Le tradizionali vacanze di una o due settimane lasciano sempre più spazio a brevi soggiorni distribuiti durante l’anno. È questa la fotografia che emerge da un’analisi condotta dalla travel tech italiana Salabam Solutions su oltre 500mila prenotazioni, che evidenzia un cambiamento ormai consolidato nelle abitudini di viaggio degli italiani.
Secondo lo studio, la durata media di una vacanza si è ridotta a soli 2,7 giorni. Un dato che conferma la diffusione degli “smart break”, ovvero brevi pause concentrate nei weekend, nei ponti o in occasioni particolari, preferite da un numero crescente di viaggiatori rispetto alle ferie lunghe concentrate in un unico periodo dell’anno.
Non cambia soltanto la durata dei soggiorni, ma anche il modo di organizzare le partenze. La finestra media tra prenotazione e viaggio si attesta oggi a 51 giorni, ma aumenta il numero di persone che decidono all’ultimo momento, soprattutto per le destinazioni italiane. Se i viaggi intercontinentali verso mete come Giappone o Stati Uniti continuano a richiedere una programmazione di mesi, il turismo domestico è sempre più caratterizzato da scelte rapide e spesso influenzate da offerte, meteo e disponibilità immediate.
L’Italia continua comunque a essere la destinazione preferita. Oltre il 62% delle prenotazioni analizzate riguarda infatti località nazionali. Molto distanziate Francia e Spagna, che si fermano rispettivamente sotto il 6% e poco sopra il 5%. Un dato che conferma la forza del turismo di prossimità e la preferenza per mete facilmente raggiungibili senza lunghi spostamenti.
Tra le tendenze più evidenti emerge anche una crescente attenzione ai costi. Gli italiani non rinunciano a viaggiare, ma cercano soluzioni più convenienti. Sempre più diffuse sono le cosiddette “destinazioni satellite”, località vicine ai grandi poli turistici che consentono di risparmiare su pernottamenti e servizi mantenendo comunque la possibilità di visitare le attrazioni principali.
In Italia, ad esempio, cresce l’interesse per Mestre come punto di appoggio per visitare Venezia, mentre all’estero molte famiglie scelgono piccoli centri nei dintorni di Parigi per raggiungere Disneyland contenendo le spese.
Anche le preferenze per le strutture ricettive raccontano un cambiamento nelle abitudini. Quasi tre prenotazioni su quattro, il 72,9%, riguardano hotel tradizionali. Molto più contenuta la quota di appartamenti e bed & breakfast. Nei soggiorni brevi prevale infatti la ricerca della praticità, con servizi immediati e organizzazione ridotta al minimo.

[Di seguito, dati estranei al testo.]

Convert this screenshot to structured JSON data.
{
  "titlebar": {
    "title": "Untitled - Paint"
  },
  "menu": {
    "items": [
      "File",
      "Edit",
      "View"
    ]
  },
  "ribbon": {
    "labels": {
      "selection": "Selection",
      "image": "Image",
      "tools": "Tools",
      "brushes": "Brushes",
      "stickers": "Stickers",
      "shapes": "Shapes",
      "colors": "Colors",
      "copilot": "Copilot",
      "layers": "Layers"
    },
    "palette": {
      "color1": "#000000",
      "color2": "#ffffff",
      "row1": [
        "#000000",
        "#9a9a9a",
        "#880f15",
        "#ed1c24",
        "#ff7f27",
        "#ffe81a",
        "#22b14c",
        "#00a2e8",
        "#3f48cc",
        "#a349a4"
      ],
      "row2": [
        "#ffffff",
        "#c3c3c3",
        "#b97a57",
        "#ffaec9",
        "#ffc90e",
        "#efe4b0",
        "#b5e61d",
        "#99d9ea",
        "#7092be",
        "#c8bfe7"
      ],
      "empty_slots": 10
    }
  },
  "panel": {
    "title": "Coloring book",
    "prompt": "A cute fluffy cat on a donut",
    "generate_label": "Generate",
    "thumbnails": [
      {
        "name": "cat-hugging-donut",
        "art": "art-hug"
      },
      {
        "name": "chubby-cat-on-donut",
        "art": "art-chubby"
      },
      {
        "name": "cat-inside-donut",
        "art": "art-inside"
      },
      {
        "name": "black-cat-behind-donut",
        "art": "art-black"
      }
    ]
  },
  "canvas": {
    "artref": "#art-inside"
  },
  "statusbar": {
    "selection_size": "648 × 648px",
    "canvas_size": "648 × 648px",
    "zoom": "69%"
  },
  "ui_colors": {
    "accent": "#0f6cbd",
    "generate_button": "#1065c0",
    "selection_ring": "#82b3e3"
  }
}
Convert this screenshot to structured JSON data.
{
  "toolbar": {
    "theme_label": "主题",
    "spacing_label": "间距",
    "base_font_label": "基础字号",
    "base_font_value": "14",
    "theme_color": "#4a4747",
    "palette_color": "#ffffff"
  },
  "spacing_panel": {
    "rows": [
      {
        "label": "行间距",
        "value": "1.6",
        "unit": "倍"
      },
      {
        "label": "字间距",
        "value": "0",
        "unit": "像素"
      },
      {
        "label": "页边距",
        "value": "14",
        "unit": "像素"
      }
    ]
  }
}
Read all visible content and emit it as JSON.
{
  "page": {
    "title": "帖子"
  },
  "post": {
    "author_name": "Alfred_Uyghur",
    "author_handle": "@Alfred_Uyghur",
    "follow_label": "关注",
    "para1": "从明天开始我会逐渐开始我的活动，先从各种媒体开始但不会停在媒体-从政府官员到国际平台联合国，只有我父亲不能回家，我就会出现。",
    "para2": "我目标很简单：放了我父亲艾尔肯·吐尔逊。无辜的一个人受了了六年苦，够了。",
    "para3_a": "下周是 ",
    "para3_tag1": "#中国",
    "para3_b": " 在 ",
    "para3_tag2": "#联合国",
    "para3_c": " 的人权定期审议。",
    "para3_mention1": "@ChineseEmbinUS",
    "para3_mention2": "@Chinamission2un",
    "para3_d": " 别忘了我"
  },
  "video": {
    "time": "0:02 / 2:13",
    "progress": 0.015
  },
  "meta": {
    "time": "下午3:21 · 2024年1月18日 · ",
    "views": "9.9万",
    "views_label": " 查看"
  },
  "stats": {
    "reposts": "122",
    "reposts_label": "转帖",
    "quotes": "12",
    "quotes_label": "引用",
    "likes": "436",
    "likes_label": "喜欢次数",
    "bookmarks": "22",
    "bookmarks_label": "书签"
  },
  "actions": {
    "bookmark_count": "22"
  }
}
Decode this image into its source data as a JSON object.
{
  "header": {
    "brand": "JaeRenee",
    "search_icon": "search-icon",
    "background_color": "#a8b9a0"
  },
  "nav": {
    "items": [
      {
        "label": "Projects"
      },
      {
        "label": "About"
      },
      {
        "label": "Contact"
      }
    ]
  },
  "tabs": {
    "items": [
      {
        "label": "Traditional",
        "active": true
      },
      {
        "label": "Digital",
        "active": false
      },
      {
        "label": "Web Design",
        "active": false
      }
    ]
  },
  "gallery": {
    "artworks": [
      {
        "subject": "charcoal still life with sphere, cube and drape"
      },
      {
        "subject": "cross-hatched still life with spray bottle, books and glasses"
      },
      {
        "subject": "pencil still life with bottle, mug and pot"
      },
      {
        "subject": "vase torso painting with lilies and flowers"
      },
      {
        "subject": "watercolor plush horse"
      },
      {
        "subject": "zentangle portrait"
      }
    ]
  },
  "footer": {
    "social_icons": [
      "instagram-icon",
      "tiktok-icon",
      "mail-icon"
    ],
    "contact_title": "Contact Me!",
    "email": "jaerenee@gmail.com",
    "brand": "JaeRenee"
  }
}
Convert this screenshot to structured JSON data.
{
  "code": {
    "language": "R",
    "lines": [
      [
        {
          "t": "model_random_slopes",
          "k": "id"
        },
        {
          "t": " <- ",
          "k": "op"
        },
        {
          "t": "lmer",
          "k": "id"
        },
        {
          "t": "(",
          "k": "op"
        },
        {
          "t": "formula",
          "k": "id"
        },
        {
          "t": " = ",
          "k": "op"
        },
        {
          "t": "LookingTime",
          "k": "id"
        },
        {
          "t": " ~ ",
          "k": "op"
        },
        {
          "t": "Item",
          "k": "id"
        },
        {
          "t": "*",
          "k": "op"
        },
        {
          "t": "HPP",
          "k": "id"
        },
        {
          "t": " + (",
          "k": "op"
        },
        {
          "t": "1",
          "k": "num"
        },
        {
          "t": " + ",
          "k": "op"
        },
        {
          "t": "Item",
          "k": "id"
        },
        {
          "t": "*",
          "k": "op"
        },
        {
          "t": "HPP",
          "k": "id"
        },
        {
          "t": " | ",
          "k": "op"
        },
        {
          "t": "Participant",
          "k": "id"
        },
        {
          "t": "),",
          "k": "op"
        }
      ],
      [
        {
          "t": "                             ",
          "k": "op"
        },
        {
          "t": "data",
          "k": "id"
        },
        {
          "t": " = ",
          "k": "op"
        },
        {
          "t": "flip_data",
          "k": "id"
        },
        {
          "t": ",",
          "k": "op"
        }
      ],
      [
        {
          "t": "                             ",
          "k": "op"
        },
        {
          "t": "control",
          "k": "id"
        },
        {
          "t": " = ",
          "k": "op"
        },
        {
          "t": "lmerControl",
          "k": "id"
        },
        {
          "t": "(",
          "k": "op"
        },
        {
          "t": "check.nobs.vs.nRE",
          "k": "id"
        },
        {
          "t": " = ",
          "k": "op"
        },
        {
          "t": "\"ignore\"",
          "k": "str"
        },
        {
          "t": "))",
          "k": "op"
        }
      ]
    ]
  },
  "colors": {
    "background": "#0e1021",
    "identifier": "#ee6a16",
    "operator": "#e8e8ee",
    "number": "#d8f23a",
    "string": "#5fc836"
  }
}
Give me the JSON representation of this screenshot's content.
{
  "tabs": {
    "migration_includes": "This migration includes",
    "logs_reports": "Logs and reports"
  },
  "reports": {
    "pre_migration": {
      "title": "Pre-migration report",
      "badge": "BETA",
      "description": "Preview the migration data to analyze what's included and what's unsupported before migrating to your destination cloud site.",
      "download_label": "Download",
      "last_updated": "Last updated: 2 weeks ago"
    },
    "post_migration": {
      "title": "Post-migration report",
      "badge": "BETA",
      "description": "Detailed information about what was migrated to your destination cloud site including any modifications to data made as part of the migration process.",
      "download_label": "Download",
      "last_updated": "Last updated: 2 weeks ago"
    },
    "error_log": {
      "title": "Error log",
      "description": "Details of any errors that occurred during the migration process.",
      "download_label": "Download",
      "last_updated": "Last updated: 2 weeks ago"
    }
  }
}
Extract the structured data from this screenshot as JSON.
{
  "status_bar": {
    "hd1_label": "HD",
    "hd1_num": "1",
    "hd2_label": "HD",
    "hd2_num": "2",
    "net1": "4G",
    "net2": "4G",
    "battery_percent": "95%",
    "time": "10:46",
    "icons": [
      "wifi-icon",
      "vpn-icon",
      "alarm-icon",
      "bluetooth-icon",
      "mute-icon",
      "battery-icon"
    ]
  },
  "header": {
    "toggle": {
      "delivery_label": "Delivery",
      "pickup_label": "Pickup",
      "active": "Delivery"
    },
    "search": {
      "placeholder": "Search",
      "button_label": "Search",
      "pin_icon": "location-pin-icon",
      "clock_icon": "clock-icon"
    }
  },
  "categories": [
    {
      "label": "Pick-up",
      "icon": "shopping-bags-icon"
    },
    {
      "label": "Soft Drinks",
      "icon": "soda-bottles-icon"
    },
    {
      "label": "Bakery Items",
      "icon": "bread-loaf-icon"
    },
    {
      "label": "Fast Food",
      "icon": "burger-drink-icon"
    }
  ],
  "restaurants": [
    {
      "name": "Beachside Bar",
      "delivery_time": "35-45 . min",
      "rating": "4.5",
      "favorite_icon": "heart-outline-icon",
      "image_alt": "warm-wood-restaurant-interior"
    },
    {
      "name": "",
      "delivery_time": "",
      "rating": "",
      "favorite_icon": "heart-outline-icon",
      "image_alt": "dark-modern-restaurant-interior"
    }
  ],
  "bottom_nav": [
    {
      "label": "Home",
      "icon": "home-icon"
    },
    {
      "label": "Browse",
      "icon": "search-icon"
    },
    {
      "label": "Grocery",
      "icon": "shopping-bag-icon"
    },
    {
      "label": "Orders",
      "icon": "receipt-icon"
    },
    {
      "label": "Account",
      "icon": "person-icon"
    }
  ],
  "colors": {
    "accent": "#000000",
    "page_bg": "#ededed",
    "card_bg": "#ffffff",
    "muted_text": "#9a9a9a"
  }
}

Lo studio evidenzia inoltre come le scelte di viaggio dipendano sempre più dalla composizione del gruppo. I genitori single privilegiano località ben organizzate e ricche di servizi, come la Riviera Romagnola. I gruppi di amici si orientano verso destinazioni con una forte componente di intrattenimento, mentre le famiglie numerose scelgono mete flessibili che spaziano dalla montagna estiva ai parchi tematici.
Un altro fattore che sta modificando le abitudini turistiche è il cambiamento climatico. Le temperature elevate spingono un numero crescente di persone verso il cosiddetto “coolcationing”, ovvero la scelta di località più fresche durante l’estate. Montagna e Paesi del Nord Europa registrano infatti un interesse crescente, mentre in inverno continuano a essere molto richieste destinazioni dal clima mite come le Canarie e il Mar Rosso.
A sostenere questa nuova modalità di viaggio contribuisce anche il welfare aziendale. Sempre più lavoratori utilizzano i benefit concessi dalle aziende per finanziare brevi soggiorni durante tutto l’anno, favorendo partenze più frequenti e una distribuzione meno concentrata dei flussi turistici.
L’analisi di Salabam Solutions racconta così un turista diverso rispetto al passato: più attento al budget, più flessibile nelle scelte e meno legato al concetto della lunga vacanza estiva. Il viaggio resta una priorità, ma viene vissuto in modo differente, attraverso esperienze più brevi, frequenti e costruite su misura in base alle esigenze personali e familiari.